Court Opinion

ID: 1724953
Source: CourtListenerOpinion
Date Created: 2013-10-30 07:15:02.128441+00
Date Added: 2024-06-11T10:23:33.538600
License: Public Domain

289 So. 2d 161 (1974)
Cheryl GERVAIS, wife of Robert BORRAS
v.
Dorothy NEW, wife of Sherman FALGOUST.
No. 54298.
Supreme Court of Louisiana.
February 15, 1974.
Writ denied. The judgment of the Court of Appeal is correct.
BARHAM, J., dissents from the writ denial. The mother here who applied for custody of her child under a habeas corpus remedy, has shown her "paternal" authority. The habeas corpus remedy is designed to test the authority of the person to have legal custody. C.C.P. Art. 3821. Nothing else is before a district court in a habeas corpus proceeding except the question of determination of which claiming party has legal authority. The unfitness of a mother or father in a habeas corpus proceeding against a stranger is never before the court. Only the State has a superior right to question paternal authority. Juvenile courts are given exclusive jurisdiction for the State to exercise their interest in the children of the State. If the State wished to invoke a neglect action in the juvenile court while this habeas corpus proceeding was pending, it could have. Any interested party could have called to the attention of the State the question of the child's neglect so that proper remedy could be resorted to in a juvenile court proceeding. The child is not left unprotected from an unfit parent simply because the district court in a habeas corpus proceeding is limited to the question of legal authority. The case of In re Sherrill, 206 La. 457, 19 So. 2d 203 (1944), which held that a child could not be declared neglected while being provided for by some person, although that person did not have legal custody of the child, is erroneous. Unless the child is given legal protection it may be a neglected child by virtue of being subjected to the control of an unfit mother or father who has the legal custody. Insofar as Sherrill is in conflict with the rationale that a juvenile court proceeding may be invoked to determine fitness of a parent when in the custody of another, it should be overruled. Griffith v. Roy, 263 La. 712, 269 So. 2d 217 (1972) should be construed to limit a district court's consideration in habeas corpus proceedings involving child custody to questions of the prevailing party with legal authority. The juvenile court, through proper proceeding, may protect the State's interest in the welfare of the child through a neglect proceeding.
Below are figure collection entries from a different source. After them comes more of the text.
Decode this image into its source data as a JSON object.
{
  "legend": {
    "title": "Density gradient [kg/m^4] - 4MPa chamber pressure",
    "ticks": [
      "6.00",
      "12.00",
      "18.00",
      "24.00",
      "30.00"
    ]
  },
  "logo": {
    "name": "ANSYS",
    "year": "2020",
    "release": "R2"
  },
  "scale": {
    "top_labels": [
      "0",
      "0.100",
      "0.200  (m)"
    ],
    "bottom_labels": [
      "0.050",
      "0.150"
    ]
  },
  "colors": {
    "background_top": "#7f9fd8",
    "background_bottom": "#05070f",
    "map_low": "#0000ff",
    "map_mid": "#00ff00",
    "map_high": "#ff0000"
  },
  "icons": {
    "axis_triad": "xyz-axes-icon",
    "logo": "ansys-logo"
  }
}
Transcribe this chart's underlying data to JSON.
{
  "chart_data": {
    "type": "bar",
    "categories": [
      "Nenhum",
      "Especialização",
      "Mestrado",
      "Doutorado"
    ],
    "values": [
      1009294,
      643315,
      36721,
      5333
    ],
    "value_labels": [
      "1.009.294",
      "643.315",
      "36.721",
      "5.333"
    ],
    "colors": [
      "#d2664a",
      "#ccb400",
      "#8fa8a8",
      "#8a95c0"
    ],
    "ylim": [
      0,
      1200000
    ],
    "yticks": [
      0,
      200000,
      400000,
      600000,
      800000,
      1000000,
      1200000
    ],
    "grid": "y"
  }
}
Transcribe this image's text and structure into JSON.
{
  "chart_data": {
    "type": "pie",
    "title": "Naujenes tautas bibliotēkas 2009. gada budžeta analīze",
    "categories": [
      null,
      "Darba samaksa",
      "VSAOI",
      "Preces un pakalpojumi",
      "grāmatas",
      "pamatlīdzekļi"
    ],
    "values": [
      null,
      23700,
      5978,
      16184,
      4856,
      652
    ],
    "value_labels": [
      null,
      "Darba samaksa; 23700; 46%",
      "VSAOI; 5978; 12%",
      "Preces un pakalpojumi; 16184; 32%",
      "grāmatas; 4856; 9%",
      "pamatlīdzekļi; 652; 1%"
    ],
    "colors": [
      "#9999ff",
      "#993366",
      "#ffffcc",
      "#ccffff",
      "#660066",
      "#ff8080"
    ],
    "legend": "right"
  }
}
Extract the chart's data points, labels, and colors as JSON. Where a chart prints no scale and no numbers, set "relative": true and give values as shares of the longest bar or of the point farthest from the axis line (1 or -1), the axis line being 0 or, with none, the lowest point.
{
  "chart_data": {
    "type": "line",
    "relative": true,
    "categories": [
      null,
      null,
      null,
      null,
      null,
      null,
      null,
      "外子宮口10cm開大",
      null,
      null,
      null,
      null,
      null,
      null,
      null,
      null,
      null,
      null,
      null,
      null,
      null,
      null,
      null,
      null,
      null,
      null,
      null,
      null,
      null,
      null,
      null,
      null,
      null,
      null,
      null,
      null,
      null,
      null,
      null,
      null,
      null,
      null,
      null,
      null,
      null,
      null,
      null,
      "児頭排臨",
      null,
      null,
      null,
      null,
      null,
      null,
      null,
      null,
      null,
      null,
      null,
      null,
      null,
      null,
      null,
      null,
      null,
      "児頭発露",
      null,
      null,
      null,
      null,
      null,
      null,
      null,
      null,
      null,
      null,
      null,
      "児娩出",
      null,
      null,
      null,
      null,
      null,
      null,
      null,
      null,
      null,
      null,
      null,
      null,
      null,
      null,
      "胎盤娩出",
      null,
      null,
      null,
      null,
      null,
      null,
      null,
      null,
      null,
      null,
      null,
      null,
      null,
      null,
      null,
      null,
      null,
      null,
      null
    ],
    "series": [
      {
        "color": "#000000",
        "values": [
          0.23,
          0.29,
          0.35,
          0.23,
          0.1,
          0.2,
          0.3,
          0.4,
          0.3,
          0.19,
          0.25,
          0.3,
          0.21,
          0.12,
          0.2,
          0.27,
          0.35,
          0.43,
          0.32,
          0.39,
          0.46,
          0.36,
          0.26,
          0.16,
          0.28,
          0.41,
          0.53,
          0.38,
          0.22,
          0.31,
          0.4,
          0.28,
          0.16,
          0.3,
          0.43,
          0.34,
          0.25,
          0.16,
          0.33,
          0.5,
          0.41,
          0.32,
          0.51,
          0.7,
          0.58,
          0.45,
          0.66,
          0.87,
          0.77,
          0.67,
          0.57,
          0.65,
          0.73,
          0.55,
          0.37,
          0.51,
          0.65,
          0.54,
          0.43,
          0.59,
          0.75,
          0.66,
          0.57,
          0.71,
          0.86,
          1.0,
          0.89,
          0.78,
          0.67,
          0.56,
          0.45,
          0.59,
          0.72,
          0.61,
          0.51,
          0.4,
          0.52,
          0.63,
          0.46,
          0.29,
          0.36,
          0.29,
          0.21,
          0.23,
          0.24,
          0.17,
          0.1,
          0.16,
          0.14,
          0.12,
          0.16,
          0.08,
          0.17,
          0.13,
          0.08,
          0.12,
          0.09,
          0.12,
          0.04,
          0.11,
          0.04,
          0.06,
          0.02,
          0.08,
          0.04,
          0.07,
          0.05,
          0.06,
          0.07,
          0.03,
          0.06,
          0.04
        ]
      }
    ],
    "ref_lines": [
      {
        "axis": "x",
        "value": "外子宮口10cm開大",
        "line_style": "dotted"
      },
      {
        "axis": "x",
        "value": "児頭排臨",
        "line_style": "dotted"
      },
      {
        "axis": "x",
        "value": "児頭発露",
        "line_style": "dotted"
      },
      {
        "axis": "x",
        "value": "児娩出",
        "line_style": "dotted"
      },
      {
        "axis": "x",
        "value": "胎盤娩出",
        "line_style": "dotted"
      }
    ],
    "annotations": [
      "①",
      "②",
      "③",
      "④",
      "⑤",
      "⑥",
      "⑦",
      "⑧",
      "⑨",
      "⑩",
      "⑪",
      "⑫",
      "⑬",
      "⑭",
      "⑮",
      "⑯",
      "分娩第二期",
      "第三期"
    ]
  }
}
*162 TATE, J., is of the opinion the writ should be granted. The habeas corpus remedy is designed to test the "authority" of persons holding custody of the child. La.C.Civ.P. Art. 3821. However unfit the mother, and whatever remedy the State has by proper abandonment and child-neglect proceedings to award custody to the Falgousts, they have no authority of law to retain custody of the child as against its mother, being complete strangers having the child with them only through the now-revoked consent of the mother.
DIXON, J., concurs in the denial. The jurisdiction of the district court is fixed by the Constitution and is unlimited except as provided therein. C.C.P. 10(5) is statutory recognition of the power and authority of the court to decide legal custody of a minor.